Sunday, August 8, 2010

Cori is 20 Feet Tall

My mom always says to me, “you always have a story.” I’ve always disregarded her statement until I really sat down and let her words marinate. I had to beg her pardon when I thought about it because every time I go into the world and come back home, I "always have a story".

For instance my cousins still laugh at me because of my numerous encounters with my Chinese dry cleaner. Cody, the dog that I have been dogsitting since August, decided to urinate on my bed comforter. I had an absolute fit and I took the comforter to the Cleaners. Once I’m there, I’m trying to think of a delicate way of saying that my dog pee pee’ed on my comforter. There were a couple of people behind me when I approached the counter and put my urine soaked comforter in the laundry chute below the counter. I didn’t want him to find out about Cody’s mishap by mistake and so I got real close to the speaker and told him it was dog urine. He held up the comforter and said, “urine? You mean Dog pee-pee?” I cleared my throat and said, “yes”. A couple of customers behind me started snickering but I was borderline mortified. Then he said, “ew wee, strong dog pee pee. You must feed he lot a vegetables.” Once again the folks behind me snickered. I managed a wry smile and nodded. He wrote out my ticket and in big bold letter he wrote “Gold Comforter (Dog P.P.) $20”. I took that ticket and got out of there so fast. Dog P.P. As if...

So color me surprised, when on a recent Tuesday the Lupus Alliance’s phones gegan to ring off the hook. Calls were coming from Oklahoma City, Tampa and even Jamaica. I didn’t pay it any mind because, me being me, I was pre-occupied with selecting Pizza Hut or Papa Joe’s for lunch. We had volunteers in the office helping us get out a large mailing and I was more interested in whether we were getting pepperoni or ground beef rather than who was calling from where. Still when our wonderful Social Worker playfully says, “thanks to Sherri, all of these calls are coming in from everywhere,” I reply with, “so that means you do or you don’t want mushrooms?!?”

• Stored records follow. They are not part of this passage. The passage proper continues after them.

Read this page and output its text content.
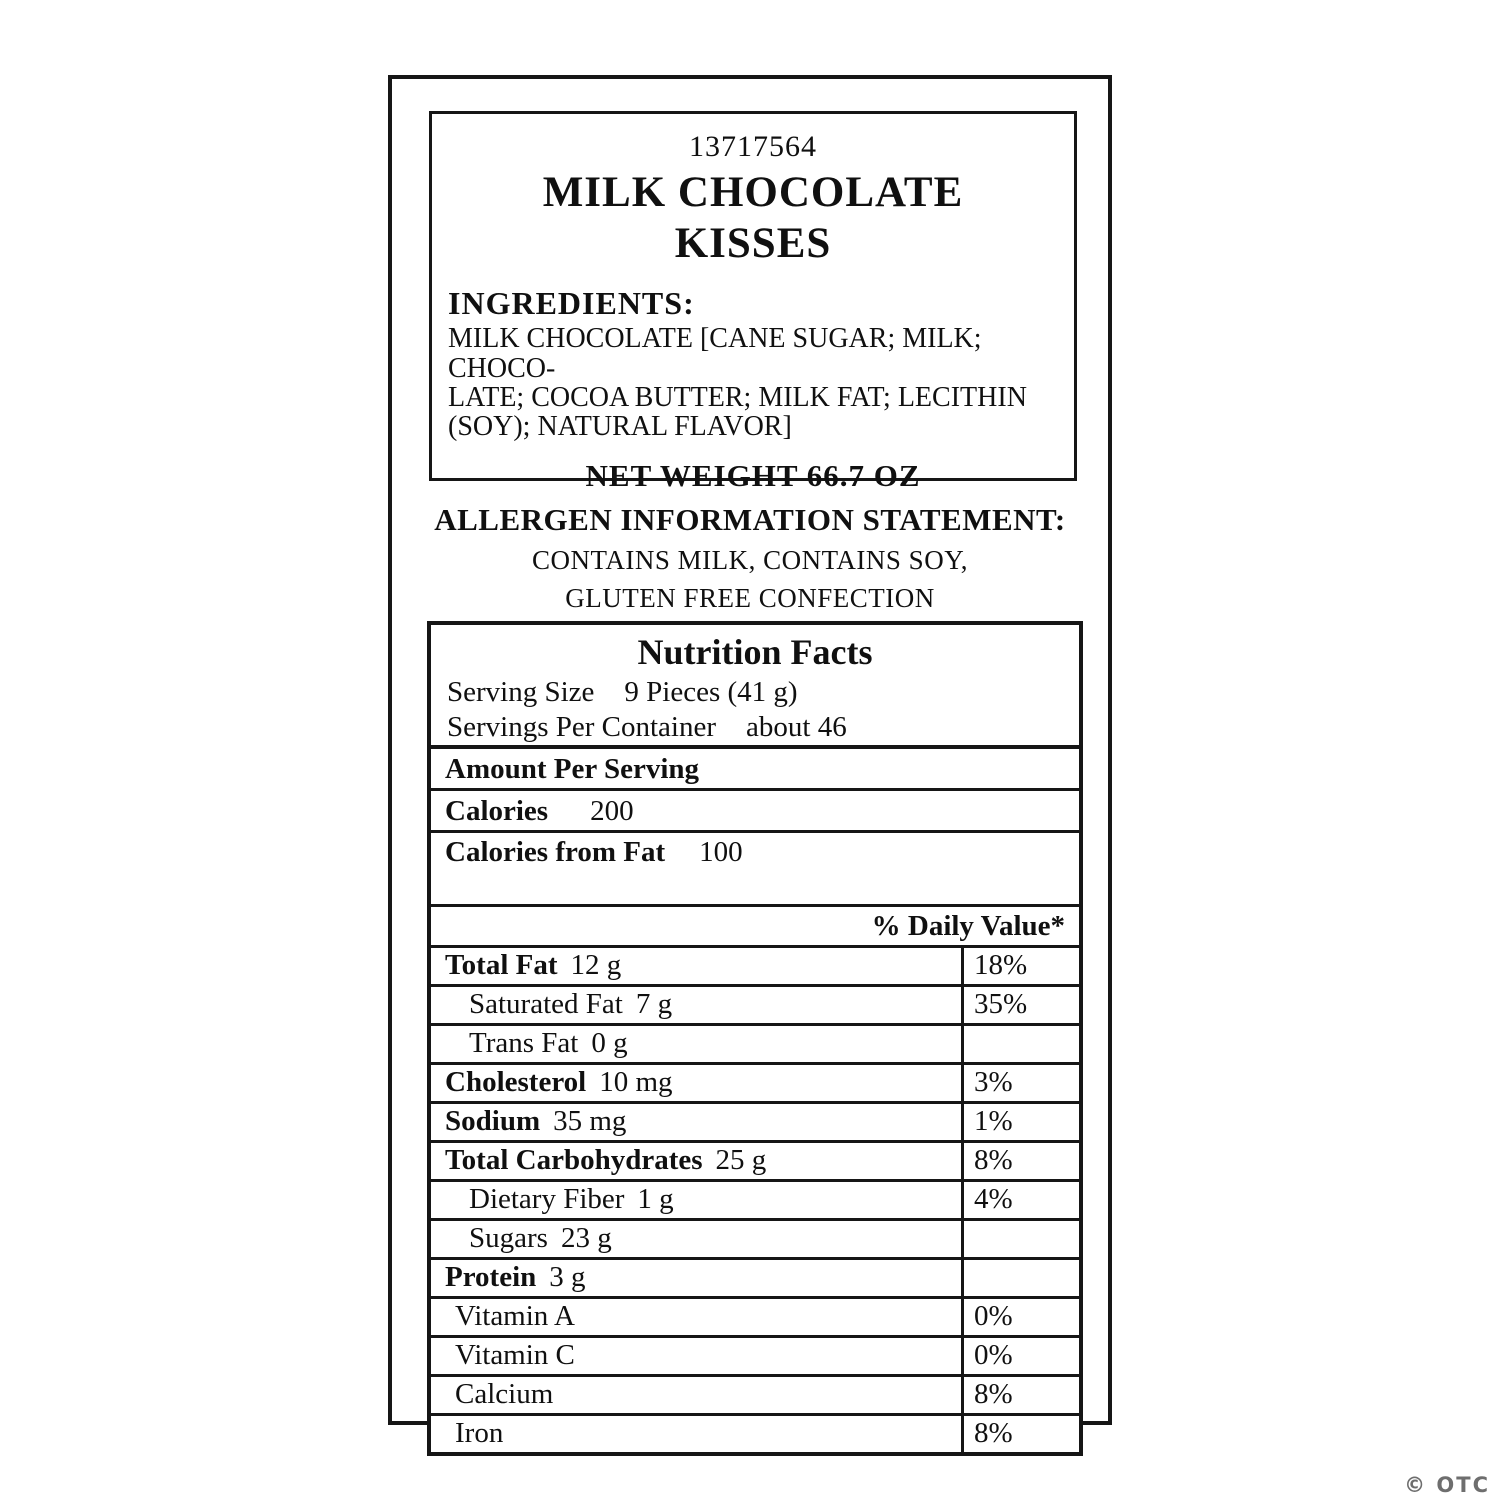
13717564
MILK CHOCOLATE
KISSES
INGREDIENTS:
MILK CHOCOLATE [CANE SUGAR; MILK; CHOCO-
LATE; COCOA BUTTER; MILK FAT; LECITHIN
(SOY); NATURAL FLAVOR]
NET WEIGHT 66.7 OZ
ALLERGEN INFORMATION STATEMENT:
CONTAINS MILK, CONTAINS SOY,
GLUTEN FREE CONFECTION
Nutrition Facts
Serving Size 9 Pieces (41 g)
Servings Per Container about 46
Amount Per Serving
Calories 200
Calories from Fat 100
% Daily Value*
Total Fat 12 g	18%
Saturated Fat 7 g	35%
Trans Fat 0 g
Cholesterol 10 mg	3%
Sodium 35 mg	1%
Total Carbohydrates 25 g	8%
Dietary Fiber 1 g	4%
Sugars 23 g
Protein 3 g
Vitamin A	0%
Vitamin C	0%
Calcium	8%
Iron	8%
© OTC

Totally oblivious to folks are calling the Lupus Alliance because Black Voices has published a story about Snoop Dogg and has included my 10 minute PBS segment. And here it is, all this time, I thought that me and Snoop had very little in common. Come to find out that his now 11 year old daughter, Cori, was diagnosed with lupus when she was 6 years old. Lupus is the tie binds us.

We were so busy at the Alliance office that day that I didn’t have a moment to think about what was going on around me. Out of all of the lupus videos on youtube, the writer of the Black Voices article used my video. Within 24 hours, the video had more than 32,000 hits. So many folks had watched it that youtube challenged the producers of my PBS segment. I had to write a letter stating that I gave the PBS show ‘A Wider World’ permission to use my pictures and interviews for the segment. Wow. Now remember that I was the chick just running around only concerned about pizza toppings. The video currently has more than 35,000 views and counting.

Voila, here is the story and video. http://www.bvblackspin.com/2010/07/20/snoop-dogg-says-daughters-battle-against-lupus-made-his-family/?icid=main

Snoop, his wife Shante and Cori were on The View this past Friday. At one point, Shante got choked up as she spoke about her daughter‘s lupus struggle. She reminded me so much of my mother as she spoke. Both mothers. Both just wanting to get their daughters’ some relief. Then that little Cori opened her mouth and was just so sincere in wanting to let the world know about lupus. Wanting to let folks know that they can be anything and do anything they want to do even though they have this incurable disease. I sat on my little stool, looking up at her on the television screen. Her words transformed her into someone so much stronger, taller and wiser than an 11 year old. Those big inquisitive eyes had me in a trance as she spoke life into millions of situations. She wasn’t on television entertaining but educating. At 11 years old. A little later in the day, I watched the episode again and I began to cry. It hurt me so badly that she experienced things as a small child that I experienced as an adult. The weight loss. The never ending doctor’s appointments. The hair loss. The aches and pains. The parents wringing their hands because they don’t know how to ease the pain.

Then her dad, Snoop, piped up. He said that Cori would be alright because love was all Cori needed. Love (along with Benlysta, a lupus medication that has yet to be approved by the FDA) was what got Cori back to feeling like herself. I agree with Snoop. I know that it is because of the love of my family and friends that I am surviving and thriving. God will never let me and Cori be tested with anything that will consume us. He promised us (and you) that in His word.